Last year I took the time to read a book called The Welsh Revival: Its Origin and Development. It was fascinating to read more about a major revival in church history which dates back to 1859. Here are a few extended quotes that give a taste of what happens when God awakens and revives His church.
The spirit of prayer has been poured out on the Christian churches in this town. The young people were among the first to enjoy it, but it has at length been given to all classes of professors. The revival shews itself in a deep concern for the salvation of souls, in a strong desire to see the Savior glorified, and in a strong faith in those great and precious promises which relate to these subjects. The character of the prayers offered, and the conversations among the people, are unmistakeable proofs that the Lord works savingly by His Holy Spirit in the souls of the people. There are clear signs of that which the Bible represents as conviction for sin – the pricking of the heart – a broken and contrite spirit – repentance towards God, and faith in our Lord Jesus Christ, in those who offer themselves as candidates for church-membership, and this is very evident in those who were previously immoral in their conduct.

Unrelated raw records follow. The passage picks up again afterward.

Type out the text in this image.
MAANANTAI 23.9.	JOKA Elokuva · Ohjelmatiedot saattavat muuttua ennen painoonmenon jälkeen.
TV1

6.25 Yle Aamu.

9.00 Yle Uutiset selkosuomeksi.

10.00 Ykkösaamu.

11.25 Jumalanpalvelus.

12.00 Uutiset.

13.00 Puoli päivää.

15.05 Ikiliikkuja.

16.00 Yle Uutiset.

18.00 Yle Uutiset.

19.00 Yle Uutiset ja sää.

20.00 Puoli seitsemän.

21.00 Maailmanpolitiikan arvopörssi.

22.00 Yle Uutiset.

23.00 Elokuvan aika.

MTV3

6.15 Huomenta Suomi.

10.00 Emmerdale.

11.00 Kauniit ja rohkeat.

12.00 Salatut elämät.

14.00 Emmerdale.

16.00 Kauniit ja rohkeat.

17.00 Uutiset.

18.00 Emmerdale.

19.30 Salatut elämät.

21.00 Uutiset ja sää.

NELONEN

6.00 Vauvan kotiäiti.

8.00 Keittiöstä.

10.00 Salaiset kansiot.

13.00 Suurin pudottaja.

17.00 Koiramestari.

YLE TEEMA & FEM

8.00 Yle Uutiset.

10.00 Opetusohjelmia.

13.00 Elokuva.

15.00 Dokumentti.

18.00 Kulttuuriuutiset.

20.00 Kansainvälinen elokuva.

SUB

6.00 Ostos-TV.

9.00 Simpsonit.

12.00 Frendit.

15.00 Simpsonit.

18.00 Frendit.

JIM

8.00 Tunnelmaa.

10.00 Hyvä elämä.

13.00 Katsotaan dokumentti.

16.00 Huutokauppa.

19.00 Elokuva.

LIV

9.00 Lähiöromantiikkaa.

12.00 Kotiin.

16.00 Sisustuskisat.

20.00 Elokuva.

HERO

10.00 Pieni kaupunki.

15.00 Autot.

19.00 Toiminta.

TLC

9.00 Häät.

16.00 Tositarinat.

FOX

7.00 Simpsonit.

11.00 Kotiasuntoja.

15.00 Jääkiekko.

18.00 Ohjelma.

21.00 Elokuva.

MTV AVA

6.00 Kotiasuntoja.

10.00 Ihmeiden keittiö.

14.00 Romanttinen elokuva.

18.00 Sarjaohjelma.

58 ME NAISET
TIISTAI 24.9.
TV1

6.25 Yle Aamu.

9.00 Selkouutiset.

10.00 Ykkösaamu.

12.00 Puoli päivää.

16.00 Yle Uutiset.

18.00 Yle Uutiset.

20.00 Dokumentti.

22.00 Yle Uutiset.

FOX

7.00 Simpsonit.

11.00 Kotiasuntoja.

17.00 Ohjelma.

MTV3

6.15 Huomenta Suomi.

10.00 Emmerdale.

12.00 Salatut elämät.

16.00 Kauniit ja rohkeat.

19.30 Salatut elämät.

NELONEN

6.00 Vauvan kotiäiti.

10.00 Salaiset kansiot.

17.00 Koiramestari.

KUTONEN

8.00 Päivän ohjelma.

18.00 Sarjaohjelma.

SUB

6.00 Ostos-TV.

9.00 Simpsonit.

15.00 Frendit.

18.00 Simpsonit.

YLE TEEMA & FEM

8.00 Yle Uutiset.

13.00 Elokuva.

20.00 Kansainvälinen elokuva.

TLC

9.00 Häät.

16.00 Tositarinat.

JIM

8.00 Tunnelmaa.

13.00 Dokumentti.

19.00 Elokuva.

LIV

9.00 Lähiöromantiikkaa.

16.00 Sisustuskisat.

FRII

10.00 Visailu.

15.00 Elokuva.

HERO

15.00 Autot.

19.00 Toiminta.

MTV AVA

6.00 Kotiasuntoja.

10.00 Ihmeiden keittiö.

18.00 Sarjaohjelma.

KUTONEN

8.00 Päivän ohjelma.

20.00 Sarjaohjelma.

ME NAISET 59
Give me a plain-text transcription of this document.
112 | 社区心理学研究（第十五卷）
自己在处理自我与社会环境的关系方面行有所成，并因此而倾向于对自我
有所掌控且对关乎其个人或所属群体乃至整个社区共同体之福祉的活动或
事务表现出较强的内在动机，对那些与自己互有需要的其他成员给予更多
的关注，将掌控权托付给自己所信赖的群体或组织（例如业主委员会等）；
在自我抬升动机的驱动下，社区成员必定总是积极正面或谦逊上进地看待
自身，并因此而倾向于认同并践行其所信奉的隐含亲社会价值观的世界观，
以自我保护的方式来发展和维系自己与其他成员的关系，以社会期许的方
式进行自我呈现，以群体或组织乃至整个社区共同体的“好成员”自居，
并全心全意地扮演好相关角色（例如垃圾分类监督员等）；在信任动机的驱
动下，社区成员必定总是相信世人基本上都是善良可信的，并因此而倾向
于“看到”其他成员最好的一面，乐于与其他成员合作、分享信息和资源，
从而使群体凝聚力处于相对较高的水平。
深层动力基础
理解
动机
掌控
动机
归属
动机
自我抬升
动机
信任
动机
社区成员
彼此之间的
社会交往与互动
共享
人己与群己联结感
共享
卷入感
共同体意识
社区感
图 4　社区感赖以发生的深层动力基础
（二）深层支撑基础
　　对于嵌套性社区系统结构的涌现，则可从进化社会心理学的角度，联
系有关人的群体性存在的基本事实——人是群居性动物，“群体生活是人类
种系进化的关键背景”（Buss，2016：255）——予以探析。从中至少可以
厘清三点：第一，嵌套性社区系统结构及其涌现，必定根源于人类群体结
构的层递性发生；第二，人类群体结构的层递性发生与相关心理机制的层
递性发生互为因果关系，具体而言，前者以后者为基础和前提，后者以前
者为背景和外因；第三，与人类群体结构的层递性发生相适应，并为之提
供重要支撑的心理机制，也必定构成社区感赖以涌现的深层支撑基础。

“We may further regard the external circumstances of this movement, and compress the whole into a short compass. The prayer-meetings are very popular. They are attended not only by those who were in the practice of attending the means of grace frequently, but by many who had totally neglected the house of God. There is such a powerful charm in the prayer-meetings, that it is found difficult to terminate them at the usual time; and although they are held every night, without interruption, they often continue until midnight and even later. It is no uncommon thing to hear persons in the distress of their souls crying out for mercy. Some have experienced very deep convictions. In some cases there have been loud rejoicings in the services. The effects of this movement upon the town are very remarkable. You may observe a general seriousness of manner and deportment. Drunkenness has greatly diminished, and Sabbath desecration is now rare, when compared with former times.”
On every occasion care is taken to instruct the people in the true and unchangeable principles of religion. They are cautioned against resting in a mere outward profession. They are told that excitement is not conversion, that an awakening of the conscience to a sense of guilt and danger does not always result in a change of heart. It is strongly and constantly urged that whatever hope or confidence they may have in their own minds as to their having “passed from death unto life.” It is a mistake, a delusion, unless it is accompanied by hatred to sin, and a renunciation of it in every shape and form; love to holiness, and the practical discharge of every moral duty. They are told that the Bible is to be the standard of religious feeling, as it is of religious faith. In short, they are admonished to seek a thorough change of heart, and to furnish evidence thereof in holiness of life.